Adama Boye Artiste plasticienne


Parlez-nous un peu de vous ?

Adama Boye est une Sénégalaise, lébou de Dakar. J’ai fait des études en architecture avant de m’inscrire à l’école des beaux des arts de Dakar. Je suis célibataire sans enfant. J’ai fait beaucoup d’études en art, car pour se perfectionner dans ce domaine, il te  faut beaucoup de temps.

Comment a été votre enfance ?

J’ai eu une enfance très joyeuse, entourée de mes parents qui m’ont choyé car je suis une jumelle et les jumelles sont très choyées.

J’ai eu quelques problèmes par rapport au choix de mon métier que je voulais poursuivre qui est l’art parce que j’ai commencé par l’architecture c’est devenu pire car mes parents ne voulaient pas mais finalement ils ont compris et ils m’ont aidé financièrement et moralement.

D’où vous est venue cette passion pour l’art ?

Je ne sais pas. Je ne saurais le dire. J’ai beaucoup bricoler, je pense que c’est au lycée que l’art s’est réveillé en moi car j’avais un bon professeur artistique qui nous faisait correctement les cours. Après, je me suis inscrite à l’école des beaux-arts. Cela fait 5 ans que j’ai quitté le service pour me consacrer à l’art. C’est pas évident d’associer l’art et à un autre métier.


Quels sont les problèmes que vous rencontrez ?

Je rencontre beaucoup de problèmes financiers, vous savez l’art ne nourrit pas son homme.

Parlez-nous un peu de votre travail ?

Je travaille sur la préservation de la culture. Il y a un peu de la spiritualité, du traditionnel et  le mystique parce que l’Afrique est mystique.
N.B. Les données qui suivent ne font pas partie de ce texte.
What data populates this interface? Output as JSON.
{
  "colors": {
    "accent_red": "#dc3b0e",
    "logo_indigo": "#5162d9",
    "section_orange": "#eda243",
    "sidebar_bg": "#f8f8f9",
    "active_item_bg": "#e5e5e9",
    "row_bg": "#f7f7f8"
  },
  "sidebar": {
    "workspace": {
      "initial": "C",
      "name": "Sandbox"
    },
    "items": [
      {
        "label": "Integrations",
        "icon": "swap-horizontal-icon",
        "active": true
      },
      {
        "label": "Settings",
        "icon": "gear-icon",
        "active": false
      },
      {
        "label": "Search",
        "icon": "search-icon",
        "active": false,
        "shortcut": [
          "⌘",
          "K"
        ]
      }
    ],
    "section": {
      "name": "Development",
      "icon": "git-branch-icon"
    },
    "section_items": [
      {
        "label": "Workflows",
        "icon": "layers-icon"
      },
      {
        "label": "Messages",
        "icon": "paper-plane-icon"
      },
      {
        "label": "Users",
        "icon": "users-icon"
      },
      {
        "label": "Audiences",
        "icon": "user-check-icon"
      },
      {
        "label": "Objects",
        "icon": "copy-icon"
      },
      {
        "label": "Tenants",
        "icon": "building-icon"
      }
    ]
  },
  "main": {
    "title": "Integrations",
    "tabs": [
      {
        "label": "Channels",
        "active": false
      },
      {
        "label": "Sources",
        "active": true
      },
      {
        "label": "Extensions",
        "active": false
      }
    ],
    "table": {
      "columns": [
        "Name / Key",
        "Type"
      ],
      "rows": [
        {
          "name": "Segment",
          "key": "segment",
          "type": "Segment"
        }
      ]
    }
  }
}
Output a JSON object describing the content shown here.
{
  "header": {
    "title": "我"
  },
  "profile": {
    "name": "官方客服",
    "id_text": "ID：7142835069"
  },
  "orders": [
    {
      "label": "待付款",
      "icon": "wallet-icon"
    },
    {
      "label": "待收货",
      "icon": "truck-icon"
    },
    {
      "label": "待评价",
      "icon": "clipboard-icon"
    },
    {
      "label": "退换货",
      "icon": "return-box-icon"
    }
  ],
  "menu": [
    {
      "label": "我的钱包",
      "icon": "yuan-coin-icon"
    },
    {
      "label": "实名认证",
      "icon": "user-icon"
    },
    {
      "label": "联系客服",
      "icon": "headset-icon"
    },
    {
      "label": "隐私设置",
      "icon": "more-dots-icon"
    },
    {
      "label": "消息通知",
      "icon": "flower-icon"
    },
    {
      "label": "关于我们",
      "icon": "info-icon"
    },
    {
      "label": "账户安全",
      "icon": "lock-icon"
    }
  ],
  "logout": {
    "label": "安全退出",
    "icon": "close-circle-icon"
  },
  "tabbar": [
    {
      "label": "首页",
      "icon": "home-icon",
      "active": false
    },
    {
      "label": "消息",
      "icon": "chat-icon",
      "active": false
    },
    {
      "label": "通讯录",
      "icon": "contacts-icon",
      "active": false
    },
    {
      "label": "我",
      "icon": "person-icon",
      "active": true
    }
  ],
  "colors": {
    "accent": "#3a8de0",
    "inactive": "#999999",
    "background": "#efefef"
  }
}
Dans mon travail, on voit des pagnes tissés et des peaux qui sont mes supports de travail.

Où trouvez vous votre source d’inspiration ?

Cela vient toute seule, je ne suis pas solitaire, j’aime bien être avec les gens, ma famille est ma source d’inspiration.

Que pensez vous des géantes invisibles ?

C’est une très bonne idée. Je les encourage  à continuer, quoi qu’on dise « une personne est une personne » quand elles s’activent pendant des années sans être connus cela peut inciter à abandonner. Des projets comme ça peut les pousser à continuer.

Quels conseils donnez vous aux jeunes qu’ils s’investir dans l’art ?

Je leur conseille de faire des études un peu avancées avant de s’engager dans l’art. Je leur demande aussi de ne pas se presser, de beaucoup travailler et de se concentrer.

Votre dernier mot ?

Félicitation et bonne continuation à votre projet. Nous avons un métier très difficile et une sélection très serrée ; il faut beaucoup travailler, être serein et honnête dans ce que l’on fait.